Pharmacy came into my life when I needed structure. At 18, I was building myself from the ground up. I stacked credentials and worked nearly every hour I could find, holding down four jobs at a time, completing diplomas, and pushing myself through school. I chased success like it was survival, and maybe it was. But within the grind, what kept me going was the classroom. I found magic in guiding students, in explaining complex ideas, in watching them light up with understanding. I never just wanted to do the work, I wanted to understand it deeply and then share that knowledge with others. Teaching lit something in me that even the most interesting prescriptions and cases couldn’t. The classroom made me feel alive. I watched curiosity bloom and resilience spark in students who reminded me so much of myself. That passion, the hunger to understand and the desire to share, has always been my true throughline.
Letting go of this career, then, is not about rejecting pharmacy. It’s about listening more deeply to who I’ve become. Over the last few years, something in me has been changing, softening, expanding. The girl who once lived for metrics and schedules now dreams in forests, essential oils, meditation, mindfulness, and energy work. I find joy not just in accuracy, but in alignment. I’ve become more than a pharmacy technician or a professor. I’ve become a bridge between science and spirit, structure and intuition, learning and healing.

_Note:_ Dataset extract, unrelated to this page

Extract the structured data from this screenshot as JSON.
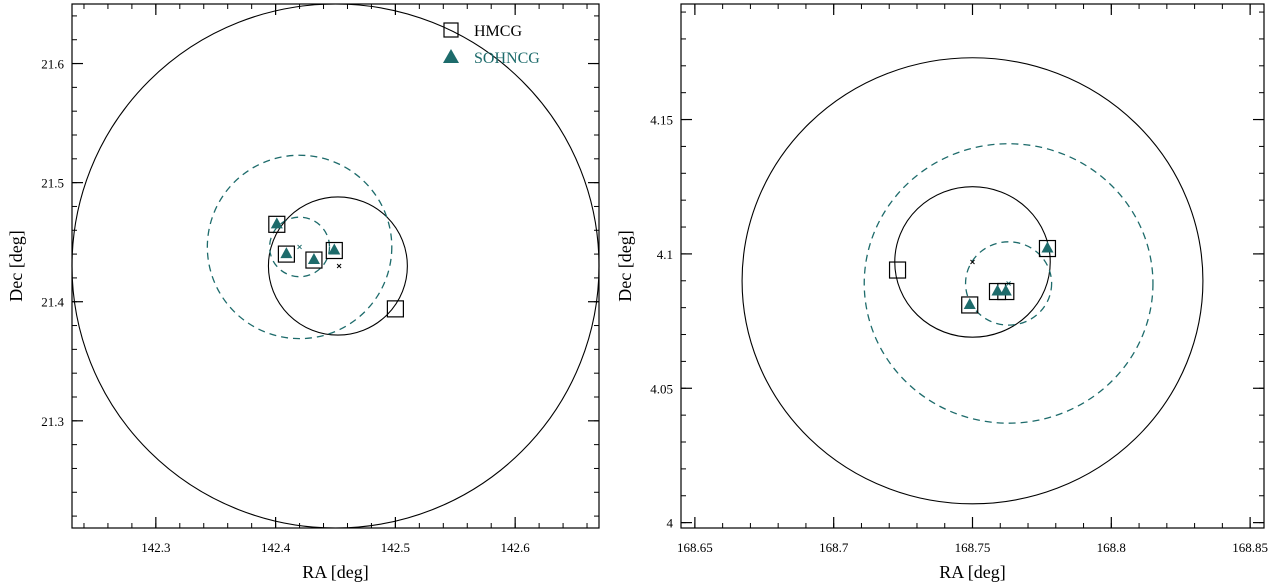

That path led me to Reiki, to Hīrā, to coaching, to a new understanding of what it means to be of service. Saying goodbye to pharmacy doesn’t mean I’ve stopped teaching. It means I’m choosing to teach in a language more fluent to my true passion and soul.
And still, the risk is real. The grief is real. Walking away from a license I worked so hard to earn, knowing I can’t teach in that same classroom without it, feels like a kind of death. But I also know that I didn’t come this far to stop transforming now. From 18 to 28, I have lived multiple lifetimes within a single decade. And standing in that lab today, facing my past self, I realized something: I am no longer teaching from a curriculum, I am teaching from lived experience. I am no longer learning to earn, I am learning to expand. And that, too, is a form of mastery.
So here I am, standing at the threshold of something sacred and undefined. I don’t know exactly where this road leads, but I know this transition is necessary. Everything I have ever done has been leading me here. The teacher in me hasn’t gone anywhere, she’s just walking into a new kind of classroom, one shaped by intuition, presence, and purpose. And I trust that something wild, healing, and wise is waiting on the other side. After all, there is no reward without risk. And this next version of me is already on her way.